We see how Sommeliers gather each year to agree on the right vocabulary for this year’s grapes, simply so that a vast pyramid of raise eyebrows and condescention can be deployed in order for the price of the wine to be high. Amplified by advertising campaigns and slots in news broadcasts that make them seem more relevant and authoritative, we literally curate the words of other people in order to preserve the reality tunnels we exist in:
Earn more. Be more. Just do it.
And as these words tap more and more into sex appeal and primal ideas such as personal space and connection to others, our interactions with these words are harder and harder to define: the repetition of affirmations and the careful choosing of appropriate vocabulary becomes a way in which we completely transform ourselves.
The problem is, of course, that our language wasn’t really designed to do these things. Reduced into a compact and very easy to learn 26 character alphabet and stripped of all symbolic nuance outside of punctuation, western imperial languages are excellent tools for creating uniformity and stifling self expression — and they and incredibly well suited to manipulation and lying — but they are terrible tools for the large scale long term communication of meaningful information.
So what do you do then? What is the action to take that fights all this fake news and shifting semiotics and seemingly impassible places in discourse?

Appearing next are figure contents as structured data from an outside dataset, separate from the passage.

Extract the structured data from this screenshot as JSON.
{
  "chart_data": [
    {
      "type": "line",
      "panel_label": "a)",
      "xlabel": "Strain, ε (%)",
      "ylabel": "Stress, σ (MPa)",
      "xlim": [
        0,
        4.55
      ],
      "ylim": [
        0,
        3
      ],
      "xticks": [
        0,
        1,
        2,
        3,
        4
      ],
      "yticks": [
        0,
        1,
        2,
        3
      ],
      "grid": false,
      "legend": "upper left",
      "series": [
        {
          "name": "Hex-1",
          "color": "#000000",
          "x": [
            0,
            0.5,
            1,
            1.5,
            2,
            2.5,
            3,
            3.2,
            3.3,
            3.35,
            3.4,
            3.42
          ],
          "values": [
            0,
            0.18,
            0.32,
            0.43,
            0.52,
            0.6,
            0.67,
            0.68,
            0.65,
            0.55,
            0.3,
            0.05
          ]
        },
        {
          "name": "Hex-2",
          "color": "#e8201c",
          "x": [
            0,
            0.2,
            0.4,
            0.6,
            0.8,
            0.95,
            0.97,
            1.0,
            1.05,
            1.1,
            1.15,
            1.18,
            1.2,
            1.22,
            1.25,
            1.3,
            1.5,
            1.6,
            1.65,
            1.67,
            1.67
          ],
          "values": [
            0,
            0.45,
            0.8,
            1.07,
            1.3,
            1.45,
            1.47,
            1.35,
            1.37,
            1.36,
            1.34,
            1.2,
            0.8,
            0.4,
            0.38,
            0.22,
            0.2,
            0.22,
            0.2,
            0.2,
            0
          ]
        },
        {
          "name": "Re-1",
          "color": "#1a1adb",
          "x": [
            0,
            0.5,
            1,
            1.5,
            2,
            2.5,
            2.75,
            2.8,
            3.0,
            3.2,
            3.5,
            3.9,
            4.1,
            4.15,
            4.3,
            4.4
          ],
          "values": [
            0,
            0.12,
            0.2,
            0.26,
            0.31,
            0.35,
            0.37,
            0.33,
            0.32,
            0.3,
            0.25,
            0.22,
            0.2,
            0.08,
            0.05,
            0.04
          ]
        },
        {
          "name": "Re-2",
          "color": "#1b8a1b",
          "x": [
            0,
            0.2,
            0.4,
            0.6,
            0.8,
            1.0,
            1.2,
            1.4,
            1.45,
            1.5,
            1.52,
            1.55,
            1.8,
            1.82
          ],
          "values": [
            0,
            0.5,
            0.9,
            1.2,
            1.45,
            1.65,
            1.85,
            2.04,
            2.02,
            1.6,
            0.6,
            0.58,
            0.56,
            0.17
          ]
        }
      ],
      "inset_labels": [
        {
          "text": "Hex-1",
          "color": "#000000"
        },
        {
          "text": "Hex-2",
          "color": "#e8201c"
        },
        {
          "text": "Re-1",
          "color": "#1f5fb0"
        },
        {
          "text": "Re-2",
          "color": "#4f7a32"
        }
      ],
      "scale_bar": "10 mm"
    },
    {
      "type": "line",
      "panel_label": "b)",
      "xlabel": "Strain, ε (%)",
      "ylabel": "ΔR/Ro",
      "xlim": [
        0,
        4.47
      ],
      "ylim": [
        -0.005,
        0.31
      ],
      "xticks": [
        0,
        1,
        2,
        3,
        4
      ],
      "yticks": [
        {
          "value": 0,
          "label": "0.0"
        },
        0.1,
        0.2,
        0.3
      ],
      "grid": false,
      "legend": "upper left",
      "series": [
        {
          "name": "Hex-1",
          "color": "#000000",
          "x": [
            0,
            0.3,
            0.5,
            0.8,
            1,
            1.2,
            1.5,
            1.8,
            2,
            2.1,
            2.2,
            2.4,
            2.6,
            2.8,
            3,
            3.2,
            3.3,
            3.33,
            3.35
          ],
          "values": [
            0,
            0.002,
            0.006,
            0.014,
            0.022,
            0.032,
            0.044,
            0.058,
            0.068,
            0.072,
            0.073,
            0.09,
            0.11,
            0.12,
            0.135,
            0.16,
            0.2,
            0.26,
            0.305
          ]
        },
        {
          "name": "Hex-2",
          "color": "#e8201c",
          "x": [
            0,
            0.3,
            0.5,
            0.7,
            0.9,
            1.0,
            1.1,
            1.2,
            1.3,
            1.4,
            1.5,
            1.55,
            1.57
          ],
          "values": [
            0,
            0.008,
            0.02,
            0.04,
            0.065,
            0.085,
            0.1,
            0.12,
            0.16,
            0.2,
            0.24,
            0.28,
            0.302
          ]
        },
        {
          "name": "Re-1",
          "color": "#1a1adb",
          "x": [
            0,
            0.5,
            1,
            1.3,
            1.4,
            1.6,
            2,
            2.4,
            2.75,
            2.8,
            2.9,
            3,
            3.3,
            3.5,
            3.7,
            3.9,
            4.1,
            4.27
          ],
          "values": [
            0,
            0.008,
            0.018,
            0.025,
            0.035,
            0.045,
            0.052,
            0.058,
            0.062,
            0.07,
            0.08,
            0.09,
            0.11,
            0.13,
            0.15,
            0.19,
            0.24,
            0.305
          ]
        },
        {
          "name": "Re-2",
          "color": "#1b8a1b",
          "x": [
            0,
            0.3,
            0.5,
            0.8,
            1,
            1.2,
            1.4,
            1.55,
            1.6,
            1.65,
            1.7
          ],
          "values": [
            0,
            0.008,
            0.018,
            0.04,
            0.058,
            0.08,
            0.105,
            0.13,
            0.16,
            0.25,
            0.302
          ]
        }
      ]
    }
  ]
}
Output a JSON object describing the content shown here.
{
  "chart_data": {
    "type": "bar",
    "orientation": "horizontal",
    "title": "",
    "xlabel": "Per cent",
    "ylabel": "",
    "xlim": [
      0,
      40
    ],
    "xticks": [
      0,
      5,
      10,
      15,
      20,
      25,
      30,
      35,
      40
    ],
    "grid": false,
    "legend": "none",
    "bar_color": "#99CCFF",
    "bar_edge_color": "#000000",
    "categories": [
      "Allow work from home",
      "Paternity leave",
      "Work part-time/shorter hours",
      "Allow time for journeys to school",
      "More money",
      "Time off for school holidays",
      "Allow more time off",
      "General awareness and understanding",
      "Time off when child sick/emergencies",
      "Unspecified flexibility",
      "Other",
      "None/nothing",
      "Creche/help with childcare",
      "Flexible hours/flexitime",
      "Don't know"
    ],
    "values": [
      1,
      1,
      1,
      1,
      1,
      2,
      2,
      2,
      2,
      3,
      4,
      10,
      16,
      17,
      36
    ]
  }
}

Well the answer to that is unfortunately contextual and complex, isn’t it? Because we are outside the realm of one-fits-all and attempting to design a futureproof communications paradigm. To each according to their needs, and from each according to their ability always becomes the guiding principle for a stronger communications paradigm.
Ironically enough, this probably means that the whiter you are and the more male you are the less you say: and that’s really at odds with the amount of words in this article. But in the meantime the idea is worth establishing I think:
Our languages are breaking because the things we need to say are almost impossible to say in them: and conversely, stupid and damaging things are the only things left to say, and this encourages the stupid and harmful among us. But at the same time this is hardly suprising because our languages were literally designed by the cruel to enable an unfair society of exploitation.
Really it’s just a maintenance issue.